# ‘Little Red’ Is Ridin’ Hood…



## veeko (Oct 26, 2005)

**Already posted this in the MKIV forum but wanted to post this again over here for all of you air-heads!**

Little Red got a spread on Euromedian. Check it out!



Euromedian wrote: said:


> Lu Parente's big-turbo T-Red 1.8T Jetta (aka "Little Red") does anything but live up to its name... Featuring big power, big dish and a big boy stance, this Jetta from the Great White North is leaving a big footprint across the North American VW scene...
> 
> http://euromedian.net/2010/11/26/red/












A big thanks goes out to Danny @ Euromedian for reachin' out to me! :beer:

Enjoy.


----------



## Vdubed13 (Jun 6, 2008)

:thumbup:


----------



## Ben from RI (Jun 5, 2009)

looks great


----------



## AlexsVR6 (Jul 24, 2007)

:thumbup::thumbup:


----------



## The NewF (Aug 28, 2010)

Nice pics! Looks even better in person:beer:


----------



## UghRice (Sep 8, 2010)

Nice subtlety :thumbup: Looks awesome


----------



## rain724 (Apr 18, 2007)

sweeeet!!!!:thumbup:


----------



## Matty Much (Nov 23, 2008)

awseome car, also this cars interior is hot


----------



## B.I.H.GTI (Jan 18, 2009)

looking good


----------



## SuperBacon (May 8, 2006)

the rainy pic is my new background :thumbup:


----------



## eastcoaststeeze (Jul 20, 2009)

very nice:thumbup:


----------



## empirerider (Jul 23, 2007)

Good stuff Lu:thumbup: And next time you do pictures at the old mill give me a call. It's not like it's five minutes from my house.


----------



## jimothy cricket (Jul 9, 2008)

I dont like the full polish. 

but I really like this vehicle as a whole!!!!!!


----------



## veeko (Oct 26, 2005)

Vdubed13 said:


> :thumbup:





Ben from RI said:


> looks great





AlexsVR6 said:


> :thumbup::thumbup:





UghRice said:


> Nice subtlety :thumbup: Looks awesome





rain724 said:


> sweeeet!!!!:thumbup:





B.I.H.GTI said:


> looking good


:beer:s all around, thanks guys!



Vw NewF said:


> Nice pics! Looks even better in person:beer:


So what you're telling me is that I need some better shots then! Haha just playin', thanks man! :thumbup:



mmm222 said:


> awseome car, also this cars interior is hot


I really wish I had some good shots of the interior. I feel as if the only one I have just doesn't do it any justice.



SuperBacon said:


> the rainy pic is my new background :thumbup:


Awesome! It's one of my favorite shots of my ride. :beer:



eastcoaststeeze said:


> very nice:thumbup:


Oh w3rd! I see your thoughts have slightly changed from what you posted in the MKIV forum. LOL just fukn wit ya!



empirerider said:


> Good stuff Lu:thumbup: And next time you do pictures at the old mill give me a call. It's not like it's five minutes from my house.
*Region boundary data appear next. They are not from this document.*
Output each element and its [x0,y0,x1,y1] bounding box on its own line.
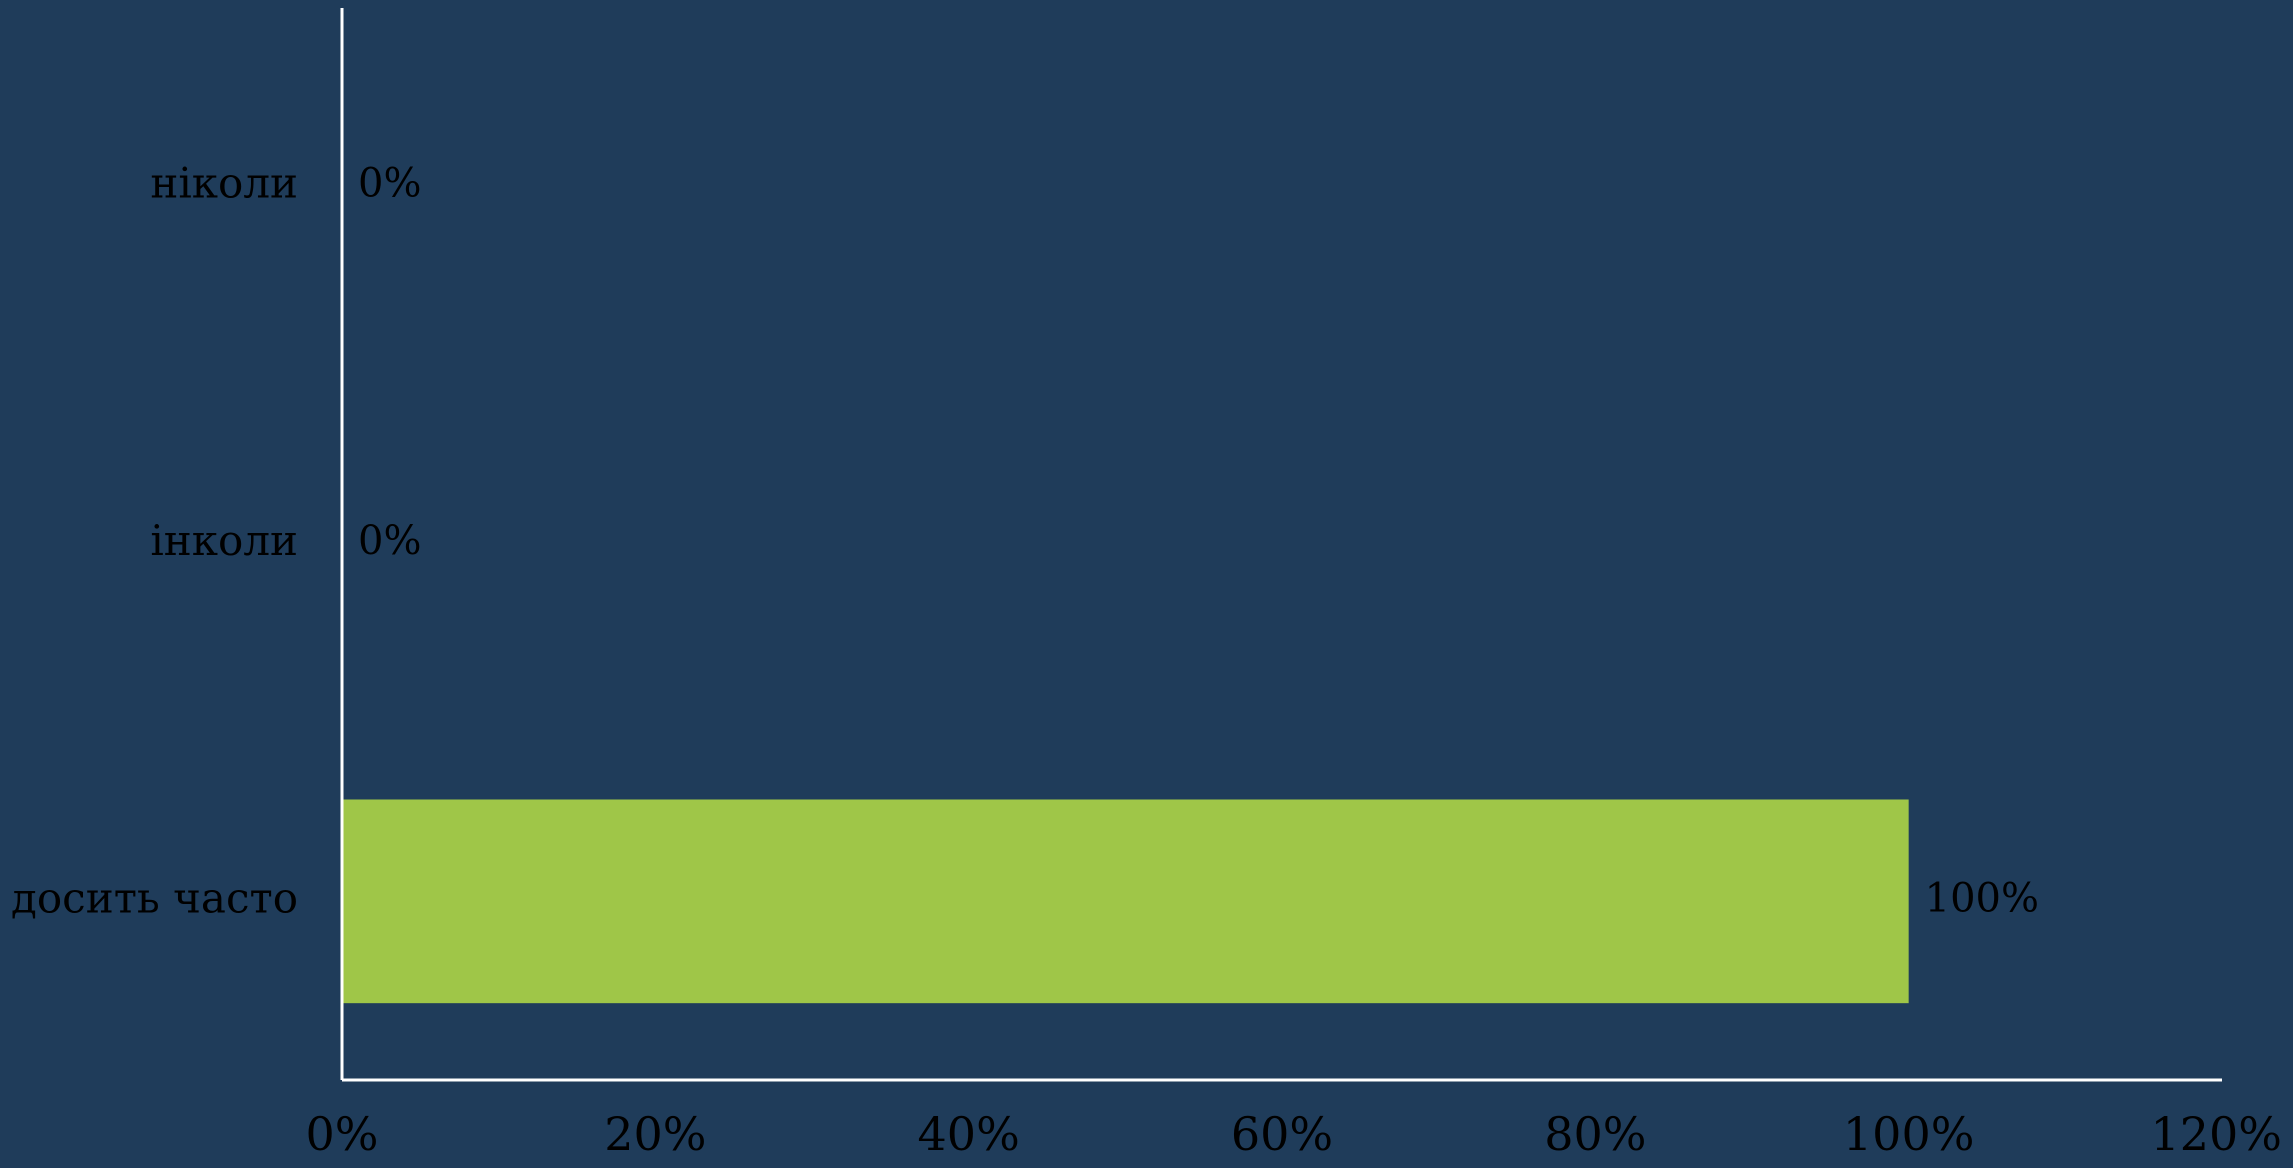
x-tick-label: 80% [1544,1107,1646,1161]
bars-group [342,799,1909,1004]
x-tick-labels-group: 0% 20% 40% 60% 80% 100% 120% [306,1107,2282,1161]
x-tick-label: 120% [2150,1107,2282,1161]
data-label: 100% [1925,875,2039,921]
x-tick-label: 0% [306,1107,379,1161]
data-labels-group: 0% 0% 100% [358,161,2039,922]
x-tick-label: 60% [1231,1107,1333,1161]
x-tick-label: 20% [604,1107,706,1161]
category-label: досить часто [11,873,298,922]
category-label: ніколи [150,159,298,208]
x-tick-label: 100% [1843,1107,1975,1161]
data-label: 0% [358,518,421,564]
category-labels-group: ніколи інколи досить часто [11,159,298,923]
data-label: 0% [358,161,421,207]
bar [342,799,1909,1004]
category-label: інколи [150,516,298,565]
x-tick-label: 40% [918,1107,1020,1161]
Yes Petey! It was more of a last minute shoot to pull something together for Euromedian. I'll def get at you next time I'm in your hood to shoot some snaps!



jimothy cricket said:


> I dont like the full polish.
> 
> but I really like this vehicle as a whole!!!!!!


It's all good, to each their own right. I feel as if the only way I could have pulled off these wheels was if I polished them and I'm absolutely happy that I did. Thanks for the compliment man, I dig your ride as well.


----------



## veeko (Oct 26, 2005)

a couple more...


----------



## hellaSmoked (Nov 24, 2004)

Exterior looks decent, but that interior is nasty.


----------



## TH3-8055 (Mar 28, 2008)

Lu, well done, puttin Toronto Dubs on the map!


----------